What is the evolutionary history of plants?
The evolutionary history of plants begins very long ago. Algae probably existed on wet soil for more than a billion years, but plants, as in Kingdom Plantae, did not appear until 700 million years ago. This figure comes from molecular genetic analysis, indicating that land plants are divided from green algae around that time, although this picture is not confirmed by fossil evidence. The earliest evolutionary history of plants on Earth appears in the early Ordovice period, about 475 million years ago, although many Paleobotanists suspect that there were plants that were 500 million years ago today. These plants, lacking circulatory tissues, were relatively short, between 1 and 100 mm (4 inches) in thickness. These meophytes represented the basal group in the evolutionary history of plants. They could only survive in very humid areas, who can easily take water directly directly directly and their spores could be easily dispersed. Missing a protective coating, spores are relatively toRear and susceptible to despair (drying). Scientists believe that the first land plants could prepare the soil for colonization of the soil animal sequestrations of carbon dioxide from the atmosphere in the lignin biopolymer. This has increased part of the atmosphere containing oxygen, so it is more available for oxygen breathing animals, such as the first earthly arthropods and molluscs.

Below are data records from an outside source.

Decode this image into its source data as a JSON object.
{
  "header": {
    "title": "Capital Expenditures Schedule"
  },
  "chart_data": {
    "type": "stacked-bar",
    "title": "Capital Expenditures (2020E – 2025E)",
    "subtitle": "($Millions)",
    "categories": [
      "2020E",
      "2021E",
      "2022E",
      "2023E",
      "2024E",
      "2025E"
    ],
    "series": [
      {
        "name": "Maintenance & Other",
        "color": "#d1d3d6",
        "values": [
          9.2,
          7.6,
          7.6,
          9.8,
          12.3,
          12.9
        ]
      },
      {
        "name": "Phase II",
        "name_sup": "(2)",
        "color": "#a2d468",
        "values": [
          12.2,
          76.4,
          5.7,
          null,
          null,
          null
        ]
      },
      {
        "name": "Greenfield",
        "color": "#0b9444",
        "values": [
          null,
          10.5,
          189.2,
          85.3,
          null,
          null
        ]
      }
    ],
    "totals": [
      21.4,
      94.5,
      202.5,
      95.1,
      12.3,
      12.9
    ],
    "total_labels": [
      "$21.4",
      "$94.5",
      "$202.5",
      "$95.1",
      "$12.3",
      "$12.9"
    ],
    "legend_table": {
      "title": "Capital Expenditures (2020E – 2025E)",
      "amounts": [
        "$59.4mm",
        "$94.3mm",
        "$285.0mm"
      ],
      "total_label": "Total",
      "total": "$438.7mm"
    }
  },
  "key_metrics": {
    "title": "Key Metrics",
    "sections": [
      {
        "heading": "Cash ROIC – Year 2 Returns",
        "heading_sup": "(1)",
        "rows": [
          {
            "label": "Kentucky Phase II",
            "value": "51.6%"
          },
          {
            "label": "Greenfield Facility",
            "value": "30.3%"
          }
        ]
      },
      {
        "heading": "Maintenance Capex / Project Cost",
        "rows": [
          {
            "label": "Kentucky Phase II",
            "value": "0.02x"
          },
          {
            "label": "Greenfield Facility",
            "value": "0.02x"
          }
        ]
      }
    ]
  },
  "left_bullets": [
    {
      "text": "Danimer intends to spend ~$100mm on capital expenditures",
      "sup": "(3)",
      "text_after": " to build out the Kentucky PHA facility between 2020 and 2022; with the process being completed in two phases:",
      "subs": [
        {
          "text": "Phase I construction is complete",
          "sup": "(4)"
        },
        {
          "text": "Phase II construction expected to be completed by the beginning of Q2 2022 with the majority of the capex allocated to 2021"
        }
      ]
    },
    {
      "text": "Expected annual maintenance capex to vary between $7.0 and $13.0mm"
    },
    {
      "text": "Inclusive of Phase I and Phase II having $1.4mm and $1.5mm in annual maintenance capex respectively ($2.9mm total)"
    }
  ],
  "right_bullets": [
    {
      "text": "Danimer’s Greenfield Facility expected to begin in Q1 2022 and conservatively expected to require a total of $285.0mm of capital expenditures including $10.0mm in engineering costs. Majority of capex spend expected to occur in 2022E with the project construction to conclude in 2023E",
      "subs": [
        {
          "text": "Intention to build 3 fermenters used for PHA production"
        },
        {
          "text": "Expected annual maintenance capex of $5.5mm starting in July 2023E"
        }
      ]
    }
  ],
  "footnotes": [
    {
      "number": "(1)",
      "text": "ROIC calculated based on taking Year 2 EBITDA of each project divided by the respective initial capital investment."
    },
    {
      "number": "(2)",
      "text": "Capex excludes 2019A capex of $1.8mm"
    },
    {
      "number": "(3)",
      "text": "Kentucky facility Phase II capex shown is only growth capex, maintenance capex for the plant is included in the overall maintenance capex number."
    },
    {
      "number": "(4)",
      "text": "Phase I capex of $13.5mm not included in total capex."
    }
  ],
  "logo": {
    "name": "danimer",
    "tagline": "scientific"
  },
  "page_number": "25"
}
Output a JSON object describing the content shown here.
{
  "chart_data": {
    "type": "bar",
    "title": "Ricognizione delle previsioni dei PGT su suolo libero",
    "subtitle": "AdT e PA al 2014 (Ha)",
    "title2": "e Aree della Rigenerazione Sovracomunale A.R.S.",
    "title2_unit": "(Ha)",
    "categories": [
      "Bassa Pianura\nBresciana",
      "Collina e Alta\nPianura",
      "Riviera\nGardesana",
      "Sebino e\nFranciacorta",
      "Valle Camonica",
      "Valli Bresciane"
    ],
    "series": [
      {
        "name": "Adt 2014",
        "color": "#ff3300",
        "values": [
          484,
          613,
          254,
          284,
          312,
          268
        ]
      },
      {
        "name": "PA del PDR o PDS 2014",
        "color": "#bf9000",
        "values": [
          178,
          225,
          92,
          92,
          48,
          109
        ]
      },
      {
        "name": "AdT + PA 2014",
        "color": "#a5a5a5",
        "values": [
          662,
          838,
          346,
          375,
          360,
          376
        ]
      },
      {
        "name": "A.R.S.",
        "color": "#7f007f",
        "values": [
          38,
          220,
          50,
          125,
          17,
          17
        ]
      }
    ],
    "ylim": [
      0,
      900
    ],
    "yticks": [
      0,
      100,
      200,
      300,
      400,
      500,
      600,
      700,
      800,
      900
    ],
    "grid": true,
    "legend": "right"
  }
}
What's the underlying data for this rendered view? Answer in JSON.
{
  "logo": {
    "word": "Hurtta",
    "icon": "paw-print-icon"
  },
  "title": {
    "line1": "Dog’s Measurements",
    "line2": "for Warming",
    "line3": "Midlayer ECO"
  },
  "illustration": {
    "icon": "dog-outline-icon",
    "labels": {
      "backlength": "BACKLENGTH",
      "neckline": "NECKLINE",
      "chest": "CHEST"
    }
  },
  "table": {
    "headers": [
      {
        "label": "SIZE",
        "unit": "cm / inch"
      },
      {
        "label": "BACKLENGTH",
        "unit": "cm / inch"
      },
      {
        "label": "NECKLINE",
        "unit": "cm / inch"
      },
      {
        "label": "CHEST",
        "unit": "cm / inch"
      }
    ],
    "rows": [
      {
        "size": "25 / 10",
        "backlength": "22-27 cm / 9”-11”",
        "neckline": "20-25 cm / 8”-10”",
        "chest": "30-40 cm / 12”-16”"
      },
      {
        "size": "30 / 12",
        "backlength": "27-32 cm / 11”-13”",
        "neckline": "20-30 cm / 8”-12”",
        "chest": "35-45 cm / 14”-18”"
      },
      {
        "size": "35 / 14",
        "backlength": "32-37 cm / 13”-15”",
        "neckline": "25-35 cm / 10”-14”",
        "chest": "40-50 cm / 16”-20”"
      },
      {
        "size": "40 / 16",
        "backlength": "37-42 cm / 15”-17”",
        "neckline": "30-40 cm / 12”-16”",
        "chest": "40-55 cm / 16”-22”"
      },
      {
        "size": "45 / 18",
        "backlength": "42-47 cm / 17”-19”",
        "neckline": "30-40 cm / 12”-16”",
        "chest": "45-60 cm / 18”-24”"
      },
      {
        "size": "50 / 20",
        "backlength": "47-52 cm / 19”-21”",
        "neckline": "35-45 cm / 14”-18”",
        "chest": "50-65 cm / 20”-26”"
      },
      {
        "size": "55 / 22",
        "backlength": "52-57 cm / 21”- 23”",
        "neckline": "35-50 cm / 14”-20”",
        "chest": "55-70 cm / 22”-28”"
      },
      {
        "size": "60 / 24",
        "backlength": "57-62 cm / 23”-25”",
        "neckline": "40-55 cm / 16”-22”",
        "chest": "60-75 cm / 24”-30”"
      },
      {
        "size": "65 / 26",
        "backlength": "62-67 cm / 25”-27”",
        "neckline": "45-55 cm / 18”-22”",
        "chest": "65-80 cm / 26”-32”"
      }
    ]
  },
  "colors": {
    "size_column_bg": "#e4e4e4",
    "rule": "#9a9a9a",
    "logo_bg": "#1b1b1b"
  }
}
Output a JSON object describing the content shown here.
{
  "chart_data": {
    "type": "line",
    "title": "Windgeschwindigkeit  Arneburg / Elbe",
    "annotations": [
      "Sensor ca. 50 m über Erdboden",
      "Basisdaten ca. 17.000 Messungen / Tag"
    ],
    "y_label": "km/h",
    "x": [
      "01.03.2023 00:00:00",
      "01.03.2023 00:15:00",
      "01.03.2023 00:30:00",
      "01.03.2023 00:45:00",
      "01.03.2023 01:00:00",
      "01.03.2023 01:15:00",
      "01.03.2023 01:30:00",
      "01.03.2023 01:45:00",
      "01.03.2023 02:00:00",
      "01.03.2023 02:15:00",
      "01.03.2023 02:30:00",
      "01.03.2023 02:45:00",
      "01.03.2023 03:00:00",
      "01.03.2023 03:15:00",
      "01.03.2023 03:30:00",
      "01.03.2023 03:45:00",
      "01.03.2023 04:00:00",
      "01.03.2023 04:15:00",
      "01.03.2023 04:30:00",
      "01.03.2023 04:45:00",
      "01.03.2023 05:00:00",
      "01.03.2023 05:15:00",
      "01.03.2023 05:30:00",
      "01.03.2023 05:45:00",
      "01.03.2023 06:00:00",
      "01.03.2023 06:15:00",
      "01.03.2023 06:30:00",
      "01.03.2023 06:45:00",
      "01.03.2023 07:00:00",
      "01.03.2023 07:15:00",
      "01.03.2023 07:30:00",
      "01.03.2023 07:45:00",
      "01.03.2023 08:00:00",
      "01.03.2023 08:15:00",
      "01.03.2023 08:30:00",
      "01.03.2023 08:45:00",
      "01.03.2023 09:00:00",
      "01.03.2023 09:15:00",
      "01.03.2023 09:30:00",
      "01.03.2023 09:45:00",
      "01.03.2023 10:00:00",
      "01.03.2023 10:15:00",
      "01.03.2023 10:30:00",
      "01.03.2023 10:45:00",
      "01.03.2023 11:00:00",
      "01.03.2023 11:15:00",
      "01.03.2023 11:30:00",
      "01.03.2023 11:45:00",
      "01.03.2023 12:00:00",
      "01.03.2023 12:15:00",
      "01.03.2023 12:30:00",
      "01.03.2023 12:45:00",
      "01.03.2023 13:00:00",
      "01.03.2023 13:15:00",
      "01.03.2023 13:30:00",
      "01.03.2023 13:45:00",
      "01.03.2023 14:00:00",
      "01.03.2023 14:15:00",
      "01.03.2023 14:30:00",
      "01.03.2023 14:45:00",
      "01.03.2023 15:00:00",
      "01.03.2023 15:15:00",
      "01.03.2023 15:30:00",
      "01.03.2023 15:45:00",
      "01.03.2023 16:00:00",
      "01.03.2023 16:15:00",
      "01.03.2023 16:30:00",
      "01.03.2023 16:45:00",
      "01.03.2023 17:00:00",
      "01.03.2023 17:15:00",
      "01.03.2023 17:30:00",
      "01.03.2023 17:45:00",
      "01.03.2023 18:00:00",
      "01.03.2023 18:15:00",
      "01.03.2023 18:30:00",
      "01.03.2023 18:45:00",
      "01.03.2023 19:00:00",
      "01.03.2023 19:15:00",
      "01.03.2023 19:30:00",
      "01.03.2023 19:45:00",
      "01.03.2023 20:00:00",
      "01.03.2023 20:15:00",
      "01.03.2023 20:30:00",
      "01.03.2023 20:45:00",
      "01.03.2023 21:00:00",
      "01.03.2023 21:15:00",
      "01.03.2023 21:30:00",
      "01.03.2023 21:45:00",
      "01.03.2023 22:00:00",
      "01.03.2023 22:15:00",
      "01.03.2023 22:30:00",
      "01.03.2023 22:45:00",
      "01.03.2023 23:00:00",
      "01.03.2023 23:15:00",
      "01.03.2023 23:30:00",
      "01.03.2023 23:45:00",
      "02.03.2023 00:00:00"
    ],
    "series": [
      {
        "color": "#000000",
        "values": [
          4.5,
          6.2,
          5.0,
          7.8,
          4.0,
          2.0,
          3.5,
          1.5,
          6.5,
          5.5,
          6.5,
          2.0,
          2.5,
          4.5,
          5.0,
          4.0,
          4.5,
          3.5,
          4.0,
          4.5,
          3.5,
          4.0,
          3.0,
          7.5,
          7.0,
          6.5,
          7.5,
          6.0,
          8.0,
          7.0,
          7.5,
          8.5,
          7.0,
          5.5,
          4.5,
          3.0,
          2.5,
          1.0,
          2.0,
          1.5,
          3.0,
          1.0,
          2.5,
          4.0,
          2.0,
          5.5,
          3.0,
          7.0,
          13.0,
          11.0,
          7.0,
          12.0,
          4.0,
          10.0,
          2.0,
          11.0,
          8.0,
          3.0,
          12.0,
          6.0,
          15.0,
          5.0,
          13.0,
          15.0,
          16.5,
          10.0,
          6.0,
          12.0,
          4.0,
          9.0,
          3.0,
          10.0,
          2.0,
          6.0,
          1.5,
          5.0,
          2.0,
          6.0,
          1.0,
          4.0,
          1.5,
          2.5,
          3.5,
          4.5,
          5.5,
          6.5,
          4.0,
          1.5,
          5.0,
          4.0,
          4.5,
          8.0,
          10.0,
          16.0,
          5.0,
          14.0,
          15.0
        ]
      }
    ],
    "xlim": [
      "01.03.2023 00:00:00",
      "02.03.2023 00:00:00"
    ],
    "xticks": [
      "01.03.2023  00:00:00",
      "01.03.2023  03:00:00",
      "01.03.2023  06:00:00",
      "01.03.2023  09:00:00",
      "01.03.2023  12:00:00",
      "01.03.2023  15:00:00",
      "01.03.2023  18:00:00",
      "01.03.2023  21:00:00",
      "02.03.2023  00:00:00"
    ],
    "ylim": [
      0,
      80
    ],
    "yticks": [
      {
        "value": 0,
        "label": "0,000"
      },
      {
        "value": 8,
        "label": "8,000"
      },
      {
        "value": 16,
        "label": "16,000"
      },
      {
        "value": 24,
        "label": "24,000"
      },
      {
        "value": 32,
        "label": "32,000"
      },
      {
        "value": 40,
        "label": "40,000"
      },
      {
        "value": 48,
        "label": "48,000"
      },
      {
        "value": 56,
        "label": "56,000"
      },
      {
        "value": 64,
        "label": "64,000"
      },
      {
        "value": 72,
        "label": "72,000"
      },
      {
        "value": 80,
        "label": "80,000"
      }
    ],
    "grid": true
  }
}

About 425 million years ago, the first vascular plants appeared, as well as simple bifurizing, sporangia (spore producing structure) tilted Cooksonia and unusually advanced Baragwanathia found in Australia. Plants slowly grew in height, from just a few centimeters to approximately 20 centimeters (8 inches). At this point, the plant spreads mainly through vegetative growth, as the spores could not be dispersed too far from the parent plant. Scientists who study the evolutionary history of plants are hard to work andHe tries to find out which ground plant was actually the first and what her ecosystem looked like.
Throughout the Devonian (416 - 360 million years ago) plants gradually grew to height to become the same size as today's massive ferns. At the beginning of the Devonian, plants were mostly non -vascular and in a corresponding way small, but until the end of the period the plants carrying seeds developed and formed huge forests. The explosion of botanical diversity in this period is called the "Devonian explosion". Meanwhile, the fish ruled the sea.
Other main innovations in the evolutionary history of plants were much later, during the chalk, when flowering plants (angiosperms) first appeared. The use of flowers to attract bees, which would then continue to pollinate other plants, were angiosperms of genetically a variety and great evolutionary success. One of the latest varieties of plants is grass that developed from angiosperms 35 million years ago.